Consumer ISPs, such as Verizon and Qwest, would sign all outgoing mail and
check all incoming mail on behalf of their legitimate subscribers, so end users
wouldn't have to understand any technical details.
Calculating a digital signature for an entire e-mail message consumes a lot
of processing power. So mass senders could calculate just a 128-bit "hash,"
which is easy.
What These Standards Would and Would Not Do
"The first question to ask about all three of them is what problem they're
trying to solve," says John Levine, the co-chair of the Antispam Research
Group, a committee of the Internet Research Task Force of the
IAB.
"It's not 'spam,' for any normal definition of spam."
That's true.
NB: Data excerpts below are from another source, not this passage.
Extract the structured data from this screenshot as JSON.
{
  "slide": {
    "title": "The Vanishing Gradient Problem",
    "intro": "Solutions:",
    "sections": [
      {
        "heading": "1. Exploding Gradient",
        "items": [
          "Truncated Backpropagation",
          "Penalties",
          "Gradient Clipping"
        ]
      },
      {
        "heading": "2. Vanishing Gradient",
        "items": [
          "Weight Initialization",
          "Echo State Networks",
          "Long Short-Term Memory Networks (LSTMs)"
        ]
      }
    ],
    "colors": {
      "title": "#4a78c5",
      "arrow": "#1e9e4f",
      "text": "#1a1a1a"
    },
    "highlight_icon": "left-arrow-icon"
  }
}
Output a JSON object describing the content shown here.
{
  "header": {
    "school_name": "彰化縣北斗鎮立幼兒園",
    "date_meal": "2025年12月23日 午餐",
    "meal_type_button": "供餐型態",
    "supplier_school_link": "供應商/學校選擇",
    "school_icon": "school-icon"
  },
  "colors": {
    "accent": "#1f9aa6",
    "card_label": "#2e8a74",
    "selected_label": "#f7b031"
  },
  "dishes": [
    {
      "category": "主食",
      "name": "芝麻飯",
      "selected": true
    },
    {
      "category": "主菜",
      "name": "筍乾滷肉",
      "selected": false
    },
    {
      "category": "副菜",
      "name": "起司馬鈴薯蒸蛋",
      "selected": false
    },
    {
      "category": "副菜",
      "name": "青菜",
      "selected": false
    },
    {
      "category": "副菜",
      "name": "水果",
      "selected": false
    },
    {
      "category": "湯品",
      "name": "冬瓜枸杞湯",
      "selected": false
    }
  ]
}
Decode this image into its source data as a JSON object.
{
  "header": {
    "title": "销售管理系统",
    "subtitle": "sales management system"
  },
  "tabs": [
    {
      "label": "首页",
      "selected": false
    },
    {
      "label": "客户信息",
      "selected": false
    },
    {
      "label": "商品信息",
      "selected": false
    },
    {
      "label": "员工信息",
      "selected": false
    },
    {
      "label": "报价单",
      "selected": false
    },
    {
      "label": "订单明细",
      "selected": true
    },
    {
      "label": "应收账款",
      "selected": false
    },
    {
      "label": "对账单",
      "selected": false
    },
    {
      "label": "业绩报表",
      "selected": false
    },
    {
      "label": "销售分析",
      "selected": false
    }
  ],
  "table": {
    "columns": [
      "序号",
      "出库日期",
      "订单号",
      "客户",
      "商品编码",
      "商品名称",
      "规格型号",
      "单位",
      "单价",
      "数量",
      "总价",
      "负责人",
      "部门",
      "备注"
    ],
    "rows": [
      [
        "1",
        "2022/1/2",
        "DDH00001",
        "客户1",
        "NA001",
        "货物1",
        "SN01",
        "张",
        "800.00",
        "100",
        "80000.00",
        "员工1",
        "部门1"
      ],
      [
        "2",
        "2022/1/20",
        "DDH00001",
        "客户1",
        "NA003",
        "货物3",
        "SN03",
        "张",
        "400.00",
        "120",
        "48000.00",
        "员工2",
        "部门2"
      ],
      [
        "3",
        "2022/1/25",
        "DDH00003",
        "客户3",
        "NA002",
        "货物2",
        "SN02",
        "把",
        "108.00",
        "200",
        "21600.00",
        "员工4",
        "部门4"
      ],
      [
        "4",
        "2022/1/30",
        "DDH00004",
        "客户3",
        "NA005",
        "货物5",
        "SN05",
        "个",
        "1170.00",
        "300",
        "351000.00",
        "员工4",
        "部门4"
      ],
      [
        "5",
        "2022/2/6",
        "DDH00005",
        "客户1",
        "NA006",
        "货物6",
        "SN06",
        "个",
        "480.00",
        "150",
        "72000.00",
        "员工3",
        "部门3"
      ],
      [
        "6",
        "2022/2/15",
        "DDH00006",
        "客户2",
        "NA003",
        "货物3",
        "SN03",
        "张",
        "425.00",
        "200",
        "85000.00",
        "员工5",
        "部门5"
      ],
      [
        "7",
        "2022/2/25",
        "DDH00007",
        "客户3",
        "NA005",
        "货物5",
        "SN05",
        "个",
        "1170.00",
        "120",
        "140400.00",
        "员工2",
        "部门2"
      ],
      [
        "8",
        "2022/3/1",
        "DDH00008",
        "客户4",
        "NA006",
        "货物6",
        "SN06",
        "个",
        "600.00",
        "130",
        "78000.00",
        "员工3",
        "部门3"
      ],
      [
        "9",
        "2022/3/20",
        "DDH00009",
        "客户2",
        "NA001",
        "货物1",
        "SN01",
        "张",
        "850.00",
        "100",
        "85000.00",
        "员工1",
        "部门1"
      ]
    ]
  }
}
The new schemes would merely make it more likely that an e-mail
message with a certain domain name in its address, such as Qwest.net,
would actually have some connection to someone at that domain name.
This wouldn't end spam — but it would make the sources of
it much easier to track and therefore filter out.
This alone would help to identify at least 65% of spam. This is
the percentage that
Spamhaus.org, a major antispam service, says is now being
sent from PCs infected with "Trojan horse" programs that relay unsolicited
bulk e-mail for spammers.
"The spam [from Qwest subscribers] will all say it's coming from Qwest.net,
which is something," Levine agrees.
Signing All Mail As a Much-Needed Step
If positive identification of senders is to be the first step in stopping
spam, many computer experts feel that digital signatures, such as
those required by the DomainKeys proposal, are the way to go.
"The one [proposal] I like the best, but that will probably take the longest to
implement, is DomainKeys," says Eric Allman, the CTO of
Sendmail.com, a provider of e-mail software to 70% of the
Fortune 1000. Signed-mail proposals, he feels, best lend themselves to
"reputation services" that can say which senders are spammers and which are legitimate businesses.
As a result, Sendmail is working with Yahoo to test the DomainKeys spec,
but the company has also endorsed Microsoft's Caller ID plan.
Even if DomainKeys is adopted, a great deal of spam will continue because
some spammers are perfectly happy to identify themselves.
Many well-known corporations have been caught spamming — they call it
"communicating our advantages to potential customers" — and only
negative reactions from recipients limit the flow.
Conclusion
Until the U.S. and other countries ban spam as a theft of services,
as the European Union did last year, sender-identification plans such as
DomainKeys look promising. At the least, they'll help you sort bulk mail
broadcasters into the "good guys" and the "bad guys."